Ivers started at the festival as an intern in 1992 and has worked as an actor and director. During his tenure, he had life-changing experiences.
"I met my wife here, I have a son that was born here," Ivers said Wednesday. "But it's also time to spread my wings a little bit."
In a statement, Fred C. Adams, the festival's founder, called Ivers "a much-loved talent" and said that under Ivers and Vaughn, "the festival has accomplished remarkable things."
Ivers said working alongside Vaughn for the past six years "has been perhaps one of the most synchronistic and joyful working experiences." He called Vaughn "not only a colleague but a profound personal friend. It's amazing that our friendship has weathered that closing working relationship, but it has."

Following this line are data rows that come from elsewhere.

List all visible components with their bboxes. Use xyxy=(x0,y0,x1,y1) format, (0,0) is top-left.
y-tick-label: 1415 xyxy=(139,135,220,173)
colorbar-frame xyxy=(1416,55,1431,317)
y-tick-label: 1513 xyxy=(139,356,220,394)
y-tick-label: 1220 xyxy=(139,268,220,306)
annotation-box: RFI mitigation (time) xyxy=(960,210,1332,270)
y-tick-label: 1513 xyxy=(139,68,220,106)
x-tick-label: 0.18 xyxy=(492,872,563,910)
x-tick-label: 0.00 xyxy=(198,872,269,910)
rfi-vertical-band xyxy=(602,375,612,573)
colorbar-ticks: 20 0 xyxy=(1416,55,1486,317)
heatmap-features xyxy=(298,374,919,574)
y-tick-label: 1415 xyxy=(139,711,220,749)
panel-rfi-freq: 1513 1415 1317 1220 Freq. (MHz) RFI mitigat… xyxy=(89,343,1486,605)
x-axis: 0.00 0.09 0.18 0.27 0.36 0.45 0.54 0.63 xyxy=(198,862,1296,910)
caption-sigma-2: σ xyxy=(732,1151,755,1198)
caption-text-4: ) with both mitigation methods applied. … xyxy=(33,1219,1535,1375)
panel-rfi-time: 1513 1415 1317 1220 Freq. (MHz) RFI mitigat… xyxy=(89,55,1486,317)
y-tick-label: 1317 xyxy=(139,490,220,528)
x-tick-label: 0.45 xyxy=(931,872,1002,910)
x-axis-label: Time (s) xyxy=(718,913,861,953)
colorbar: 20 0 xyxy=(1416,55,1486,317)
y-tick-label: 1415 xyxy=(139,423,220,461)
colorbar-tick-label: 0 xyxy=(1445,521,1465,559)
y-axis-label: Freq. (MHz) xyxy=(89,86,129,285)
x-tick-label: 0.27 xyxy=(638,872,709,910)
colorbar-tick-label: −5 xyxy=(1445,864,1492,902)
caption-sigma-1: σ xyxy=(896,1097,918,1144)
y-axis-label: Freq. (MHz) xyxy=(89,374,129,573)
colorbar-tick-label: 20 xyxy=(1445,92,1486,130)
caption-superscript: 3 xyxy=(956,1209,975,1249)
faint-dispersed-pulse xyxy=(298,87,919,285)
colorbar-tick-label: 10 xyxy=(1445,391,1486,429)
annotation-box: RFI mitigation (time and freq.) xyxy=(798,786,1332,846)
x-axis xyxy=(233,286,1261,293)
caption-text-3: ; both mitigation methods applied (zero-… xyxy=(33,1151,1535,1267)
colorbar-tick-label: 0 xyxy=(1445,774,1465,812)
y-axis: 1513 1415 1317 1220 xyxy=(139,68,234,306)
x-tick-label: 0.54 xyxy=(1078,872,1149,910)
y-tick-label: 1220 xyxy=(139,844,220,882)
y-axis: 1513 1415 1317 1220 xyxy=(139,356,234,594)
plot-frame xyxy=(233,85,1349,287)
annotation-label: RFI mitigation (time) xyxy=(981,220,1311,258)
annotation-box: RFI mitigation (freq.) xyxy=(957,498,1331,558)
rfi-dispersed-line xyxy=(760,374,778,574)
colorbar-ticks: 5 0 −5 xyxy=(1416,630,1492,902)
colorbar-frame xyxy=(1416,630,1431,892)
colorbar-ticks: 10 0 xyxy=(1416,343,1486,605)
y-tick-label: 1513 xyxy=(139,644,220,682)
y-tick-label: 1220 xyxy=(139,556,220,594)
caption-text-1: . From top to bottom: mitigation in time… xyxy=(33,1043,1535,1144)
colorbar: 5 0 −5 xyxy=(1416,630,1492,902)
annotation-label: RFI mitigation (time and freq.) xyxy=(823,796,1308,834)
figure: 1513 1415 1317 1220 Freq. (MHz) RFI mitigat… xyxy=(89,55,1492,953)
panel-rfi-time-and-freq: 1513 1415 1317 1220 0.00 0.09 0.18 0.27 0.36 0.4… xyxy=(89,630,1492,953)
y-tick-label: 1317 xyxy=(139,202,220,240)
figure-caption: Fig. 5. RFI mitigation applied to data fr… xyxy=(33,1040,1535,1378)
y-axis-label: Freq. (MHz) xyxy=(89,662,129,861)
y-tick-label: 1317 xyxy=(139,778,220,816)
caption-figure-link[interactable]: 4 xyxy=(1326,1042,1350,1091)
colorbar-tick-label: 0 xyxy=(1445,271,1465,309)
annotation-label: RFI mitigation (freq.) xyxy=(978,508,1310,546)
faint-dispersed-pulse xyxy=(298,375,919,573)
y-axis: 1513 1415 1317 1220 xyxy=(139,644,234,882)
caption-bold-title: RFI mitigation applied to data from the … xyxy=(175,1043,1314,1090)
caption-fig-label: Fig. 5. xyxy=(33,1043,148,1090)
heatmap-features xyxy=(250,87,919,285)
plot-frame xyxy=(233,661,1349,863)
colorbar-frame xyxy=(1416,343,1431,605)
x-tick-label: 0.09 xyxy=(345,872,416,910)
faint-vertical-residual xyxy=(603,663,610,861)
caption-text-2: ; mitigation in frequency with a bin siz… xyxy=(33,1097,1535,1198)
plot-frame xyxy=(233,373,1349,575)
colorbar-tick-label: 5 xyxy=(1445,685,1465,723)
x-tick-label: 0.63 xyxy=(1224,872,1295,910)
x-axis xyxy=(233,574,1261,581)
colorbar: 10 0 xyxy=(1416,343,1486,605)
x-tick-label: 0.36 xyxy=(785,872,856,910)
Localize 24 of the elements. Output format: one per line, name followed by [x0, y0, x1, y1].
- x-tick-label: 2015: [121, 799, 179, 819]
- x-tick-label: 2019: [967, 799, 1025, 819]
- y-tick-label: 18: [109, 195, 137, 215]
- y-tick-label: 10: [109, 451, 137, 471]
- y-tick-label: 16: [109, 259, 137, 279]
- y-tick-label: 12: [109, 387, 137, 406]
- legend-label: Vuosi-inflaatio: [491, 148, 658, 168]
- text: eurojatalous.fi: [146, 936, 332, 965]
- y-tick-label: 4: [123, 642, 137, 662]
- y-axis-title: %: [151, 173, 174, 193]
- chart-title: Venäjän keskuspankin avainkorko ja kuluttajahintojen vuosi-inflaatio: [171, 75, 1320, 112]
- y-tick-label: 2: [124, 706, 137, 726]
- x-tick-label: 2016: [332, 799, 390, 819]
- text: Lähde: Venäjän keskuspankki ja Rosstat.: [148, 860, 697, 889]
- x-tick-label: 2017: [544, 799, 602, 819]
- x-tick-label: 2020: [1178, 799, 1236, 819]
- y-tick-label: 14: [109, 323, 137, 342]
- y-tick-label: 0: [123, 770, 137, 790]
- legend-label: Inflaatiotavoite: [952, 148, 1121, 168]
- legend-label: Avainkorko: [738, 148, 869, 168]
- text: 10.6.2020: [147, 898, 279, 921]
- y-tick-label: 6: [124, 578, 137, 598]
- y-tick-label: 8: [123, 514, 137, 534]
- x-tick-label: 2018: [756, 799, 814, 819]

The two occasionally disagreed, but "mostly the disagreements have been little ones. They've been things like, 'Should we do this show in this slot or in that slot? Should it be summer or fall?' Rarely has it been, 'We shouldn't do that show at all.' "
Ivers' last day with the festival will be May 16. He will return this summer to direct the world premiere of "How to Fight Loneliness," a new work by playwright and filmmaker Neil LaBute.
LaBute's new play is "a deeply personal and relevant, and muscular, play that's both poignant and funny," Ivers said. The three-character play, which LaBute workshopped in Cedar City last year, will debut Aug. 25 in the Eileen and Allen Anes Studio Theatre.
"The fact that [LaBute's] words are going to be spoken on the stage for the first time in rural southern Utah is astonishing," Ivers said.
Looking back at his time as co-artistic director, Ivers noted that he and Vaughn extended the festival's run, bridging the 17-week summer season and eight-week fall season. This allowed the festival to offer contracts to its union actors that included a full year of health benefits, he said. The festival was also able to move staff members from part-time to full-time status, which meant they could receive health, retirement and vacation benefits.
Mostly, Ivers said of his time with the festival, "I'm extraordinarily proud of the quality of the work on our stages."
The festival's 56th season runs June 29 to Oct. 21 at Southern Utah University in Cedar City. Along with the new LaBute play, the season includes "Romeo and Juliet," "As You Like It," "Shakespeare in Love," "Guys and Dolls," "A Midsummer Night's Dream," "Treasure Island," "The Tavern" and "William Shakespeare's Long Lost First Play (abridged)."